Henry C. Alcantara is a Filipino former civil engineer and government official. He worked in the Department of Public Works and Highways (DPWH), where he rose from the ranks starting in the 1994 until he held leadership roles at the district and regional level. He was a central figure in the flood control projects controversy in August 2025, identified as the primary individual and main suspect who certified the ghost project in Piel, Baliwag, Bulacan. Aside from this, he is also associated with the so-called "BGC Boys", a group allegedly linked to questionable dealings and political controversies. In September 2025, he was found guilty of grave misconduct over Bulacan Flood Control mess.

== Early life and education ==
Henry C. Alcantara was hailed in Bocaue, Bulacan. He studied civil engineering at the University of Santo Tomas, where he earned his degree before joining public service.

== Career ==
Alcantara began his career in the Department of Public Works and Highways (DPWH) in 1994. He started as a casual employee and gradually moved up through different technical and administrative positions.
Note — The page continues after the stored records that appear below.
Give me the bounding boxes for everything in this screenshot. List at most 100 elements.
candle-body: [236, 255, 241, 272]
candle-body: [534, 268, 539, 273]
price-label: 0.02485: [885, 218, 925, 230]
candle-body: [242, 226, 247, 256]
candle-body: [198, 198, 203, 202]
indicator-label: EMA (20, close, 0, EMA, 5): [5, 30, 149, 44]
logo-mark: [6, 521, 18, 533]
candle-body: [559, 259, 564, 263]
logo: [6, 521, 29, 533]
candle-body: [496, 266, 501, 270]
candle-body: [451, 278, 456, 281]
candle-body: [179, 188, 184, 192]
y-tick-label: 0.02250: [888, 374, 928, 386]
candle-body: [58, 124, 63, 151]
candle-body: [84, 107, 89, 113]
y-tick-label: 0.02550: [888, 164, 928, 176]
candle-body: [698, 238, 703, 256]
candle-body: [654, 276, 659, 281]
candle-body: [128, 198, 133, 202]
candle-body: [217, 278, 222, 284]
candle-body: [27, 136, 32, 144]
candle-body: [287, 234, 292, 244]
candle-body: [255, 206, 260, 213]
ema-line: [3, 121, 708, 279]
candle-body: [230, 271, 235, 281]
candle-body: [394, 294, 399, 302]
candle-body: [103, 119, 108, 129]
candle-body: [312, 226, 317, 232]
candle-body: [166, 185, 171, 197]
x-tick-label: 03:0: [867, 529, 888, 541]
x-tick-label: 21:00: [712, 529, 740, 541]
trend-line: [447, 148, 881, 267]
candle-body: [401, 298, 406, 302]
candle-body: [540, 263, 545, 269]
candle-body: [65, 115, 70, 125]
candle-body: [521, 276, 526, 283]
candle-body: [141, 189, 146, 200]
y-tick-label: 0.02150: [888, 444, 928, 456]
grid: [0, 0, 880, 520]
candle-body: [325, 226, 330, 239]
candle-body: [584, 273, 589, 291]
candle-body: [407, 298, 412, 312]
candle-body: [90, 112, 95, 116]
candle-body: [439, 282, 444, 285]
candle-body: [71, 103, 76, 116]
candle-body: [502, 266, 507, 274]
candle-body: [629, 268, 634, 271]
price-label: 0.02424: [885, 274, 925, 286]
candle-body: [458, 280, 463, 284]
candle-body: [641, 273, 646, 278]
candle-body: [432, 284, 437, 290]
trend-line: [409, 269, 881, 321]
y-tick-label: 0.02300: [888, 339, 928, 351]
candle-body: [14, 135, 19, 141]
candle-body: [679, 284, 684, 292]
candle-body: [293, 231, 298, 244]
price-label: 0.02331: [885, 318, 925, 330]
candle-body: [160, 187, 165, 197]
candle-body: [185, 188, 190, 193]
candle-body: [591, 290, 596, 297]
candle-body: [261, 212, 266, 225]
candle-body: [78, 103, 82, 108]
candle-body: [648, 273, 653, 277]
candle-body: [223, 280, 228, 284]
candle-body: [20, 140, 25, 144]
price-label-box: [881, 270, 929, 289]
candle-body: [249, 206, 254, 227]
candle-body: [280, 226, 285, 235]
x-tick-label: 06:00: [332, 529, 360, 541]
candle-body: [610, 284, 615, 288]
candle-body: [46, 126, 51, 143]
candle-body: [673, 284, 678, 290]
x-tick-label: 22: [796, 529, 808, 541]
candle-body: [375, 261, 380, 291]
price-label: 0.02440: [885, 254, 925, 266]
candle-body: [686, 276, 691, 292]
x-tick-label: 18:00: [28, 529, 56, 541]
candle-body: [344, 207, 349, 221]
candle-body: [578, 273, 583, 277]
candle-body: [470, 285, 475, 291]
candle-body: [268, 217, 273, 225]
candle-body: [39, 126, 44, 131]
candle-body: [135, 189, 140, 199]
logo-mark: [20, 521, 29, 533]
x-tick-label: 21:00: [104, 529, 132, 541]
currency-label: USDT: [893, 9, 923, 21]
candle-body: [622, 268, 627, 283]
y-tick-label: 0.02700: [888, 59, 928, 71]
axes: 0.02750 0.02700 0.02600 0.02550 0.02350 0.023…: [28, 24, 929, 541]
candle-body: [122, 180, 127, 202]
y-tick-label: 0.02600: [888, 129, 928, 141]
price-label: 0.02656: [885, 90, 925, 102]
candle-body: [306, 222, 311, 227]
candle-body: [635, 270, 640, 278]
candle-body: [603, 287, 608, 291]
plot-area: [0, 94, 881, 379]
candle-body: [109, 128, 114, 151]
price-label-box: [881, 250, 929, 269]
In 2019, he was appointed as the District Engineer of the DPWH Bulacan First District Engineering Office, where he oversaw public works and infrastructure projects across several municipalities, including Malolos, Calumpit, Baliwag, and Hagonoy.

Later, Alcantara also served as Assistant Regional Director and Officer-in-Charge (OIC) of DPWH Region IV-A, helping manage projects across the region.

== Controversy ==
In 2025, the Senate Blue Ribbon Committee investigated reports of flood control projects in Bulacan that were described as "ghost projects," or projects that were funded but allegedly not completed. Alcantara, who was then the district engineer, was asked about these projects during hearings. During the hearings, Alcantara admitted that he had received luxury vehicles and a watch from some of his subordinates. He explained that the items were later returned, but lawmakers questioned why such gifts were given in the first place.

The Department of Public Works and Highways also filed administrative cases against Alcantara, finding him guilty of certain irregularities in project implementation. He later declined to sign waivers for his bank and phone records when requested by senators, saying he wanted to consult his lawyers before taking further steps.

A separate controversy also arose when a photo circulated showing Alcantara together with Senator Jinggoy Estrada. The picture was presented during a House hearing by former assistant district engineer Brice Ericson Hernandez. Lawmakers said it raised questions about Alcantara's connections with certain politicians, though Alcantara and others responded that the image did not prove wrongdoing.

Alcantara returned , a move which was described by his lawyer, Justice Secretary Frederick Vida as part of the restitution process in the government’s investigation into the flood control controversy, particularly in Bulacan.

The Professional Regulation Commission (PRC) revoked Alcantara's license for gross unprofessional and unethical conduct linked to the flood control controversy.